The question is, whose conflict is this? Is this the conflict which a sinner experiences, or is this a Christian’s experience? And, if this is a Christian’s conflict, is it the experience of a defeated, so-called “carnal” Christian? Or is this conflict experienced by a typical, normal Christian, like Paul himself?
“Carnal” means, literally, “made of flesh.” When a man—even a saint of God—beholds the very spiritual character of God manifested in the divine standards of the law, he can only confess he lives in a vessel of flesh and that this “flesh” is depraved and sinful, still unredeemed.

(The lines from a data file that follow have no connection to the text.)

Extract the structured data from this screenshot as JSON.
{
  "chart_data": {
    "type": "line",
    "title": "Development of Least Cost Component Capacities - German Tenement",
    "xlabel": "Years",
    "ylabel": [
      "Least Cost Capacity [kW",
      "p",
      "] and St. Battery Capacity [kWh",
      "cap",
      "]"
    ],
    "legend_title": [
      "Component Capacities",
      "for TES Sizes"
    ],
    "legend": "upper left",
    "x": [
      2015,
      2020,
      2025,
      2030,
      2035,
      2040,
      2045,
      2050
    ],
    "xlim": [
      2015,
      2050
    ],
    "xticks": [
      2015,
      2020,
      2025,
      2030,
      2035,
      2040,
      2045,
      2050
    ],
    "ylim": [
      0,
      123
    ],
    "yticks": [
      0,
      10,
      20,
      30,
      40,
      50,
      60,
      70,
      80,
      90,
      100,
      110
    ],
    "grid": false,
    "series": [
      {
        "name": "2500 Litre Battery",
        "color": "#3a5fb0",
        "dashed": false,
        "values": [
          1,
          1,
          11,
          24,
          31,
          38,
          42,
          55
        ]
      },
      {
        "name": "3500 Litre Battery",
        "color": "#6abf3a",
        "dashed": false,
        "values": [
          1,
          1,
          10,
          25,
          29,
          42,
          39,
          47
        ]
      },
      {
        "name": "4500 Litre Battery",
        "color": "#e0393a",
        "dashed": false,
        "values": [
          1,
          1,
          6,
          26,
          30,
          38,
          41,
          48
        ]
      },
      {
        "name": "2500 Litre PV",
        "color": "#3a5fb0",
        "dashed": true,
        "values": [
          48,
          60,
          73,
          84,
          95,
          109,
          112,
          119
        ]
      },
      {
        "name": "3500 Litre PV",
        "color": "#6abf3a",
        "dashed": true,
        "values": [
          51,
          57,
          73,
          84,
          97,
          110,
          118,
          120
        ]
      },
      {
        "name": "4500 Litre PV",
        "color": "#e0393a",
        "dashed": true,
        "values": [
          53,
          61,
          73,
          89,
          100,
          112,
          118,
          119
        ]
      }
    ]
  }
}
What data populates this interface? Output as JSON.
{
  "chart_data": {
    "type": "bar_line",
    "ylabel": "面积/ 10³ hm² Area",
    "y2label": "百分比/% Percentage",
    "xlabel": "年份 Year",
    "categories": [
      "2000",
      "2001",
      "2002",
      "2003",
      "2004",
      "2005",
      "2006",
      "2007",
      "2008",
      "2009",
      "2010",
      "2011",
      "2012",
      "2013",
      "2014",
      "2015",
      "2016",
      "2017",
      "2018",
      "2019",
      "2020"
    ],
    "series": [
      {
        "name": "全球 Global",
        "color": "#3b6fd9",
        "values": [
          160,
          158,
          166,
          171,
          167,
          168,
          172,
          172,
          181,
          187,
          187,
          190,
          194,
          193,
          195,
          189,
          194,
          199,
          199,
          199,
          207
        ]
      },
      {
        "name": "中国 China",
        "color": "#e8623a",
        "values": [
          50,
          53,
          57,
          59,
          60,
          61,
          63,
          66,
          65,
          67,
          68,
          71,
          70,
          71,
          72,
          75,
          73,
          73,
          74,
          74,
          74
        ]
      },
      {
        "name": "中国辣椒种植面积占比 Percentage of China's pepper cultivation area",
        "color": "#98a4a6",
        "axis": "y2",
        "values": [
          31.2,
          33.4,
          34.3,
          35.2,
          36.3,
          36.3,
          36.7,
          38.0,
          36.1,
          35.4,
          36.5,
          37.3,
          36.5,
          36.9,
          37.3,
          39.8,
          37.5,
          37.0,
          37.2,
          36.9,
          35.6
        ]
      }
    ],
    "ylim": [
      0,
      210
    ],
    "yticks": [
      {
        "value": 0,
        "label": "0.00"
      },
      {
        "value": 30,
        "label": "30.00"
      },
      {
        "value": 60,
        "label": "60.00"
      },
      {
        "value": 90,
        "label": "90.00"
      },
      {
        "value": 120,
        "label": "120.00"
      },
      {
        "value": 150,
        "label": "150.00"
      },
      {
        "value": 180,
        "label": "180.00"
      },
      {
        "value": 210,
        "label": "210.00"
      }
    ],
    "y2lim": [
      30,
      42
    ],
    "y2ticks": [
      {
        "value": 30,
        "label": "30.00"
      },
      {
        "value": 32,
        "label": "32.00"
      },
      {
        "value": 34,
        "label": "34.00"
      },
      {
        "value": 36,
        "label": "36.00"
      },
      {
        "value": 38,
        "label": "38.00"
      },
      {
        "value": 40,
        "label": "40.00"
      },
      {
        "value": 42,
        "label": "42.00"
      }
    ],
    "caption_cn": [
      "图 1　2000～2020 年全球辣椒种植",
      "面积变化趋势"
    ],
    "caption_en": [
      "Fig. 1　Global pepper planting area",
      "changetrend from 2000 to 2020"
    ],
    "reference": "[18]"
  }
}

Paul’s confession of “carnality,” then, is not unchristian when that carnality is measured by the contrast with true spirituality and when that carnality is understood to be true of the depraved “flesh.”
Conflict
Paul’s acknowledgment of carnality takes on added dimension in terms of the conflict described in verse 15. Here is certainly expressed a sense of frustration that some find hard to reconcile with genuine Christianity.
Thus Paul experiences within himself a struggle, a warfare between his fleshly nature and his spiritual nature. I find, then, that there is an ever-present conflict: I want this, but do that; I want that, but do this.
Consent
The “if” clause in this verse simply restates the conflict already indicated in verse 15. If I have this conflict, Paul says, between good intentions and evil results, then I have to recognize (agree) that the law is good.
The very nature of the struggle described testifies to the good character and purpose of the law. In other words, even for the Christian Paul, the law continues to set a spiritual Standard which the fleshly nature of Paul resists and is, indeed, incapable of fulfilling.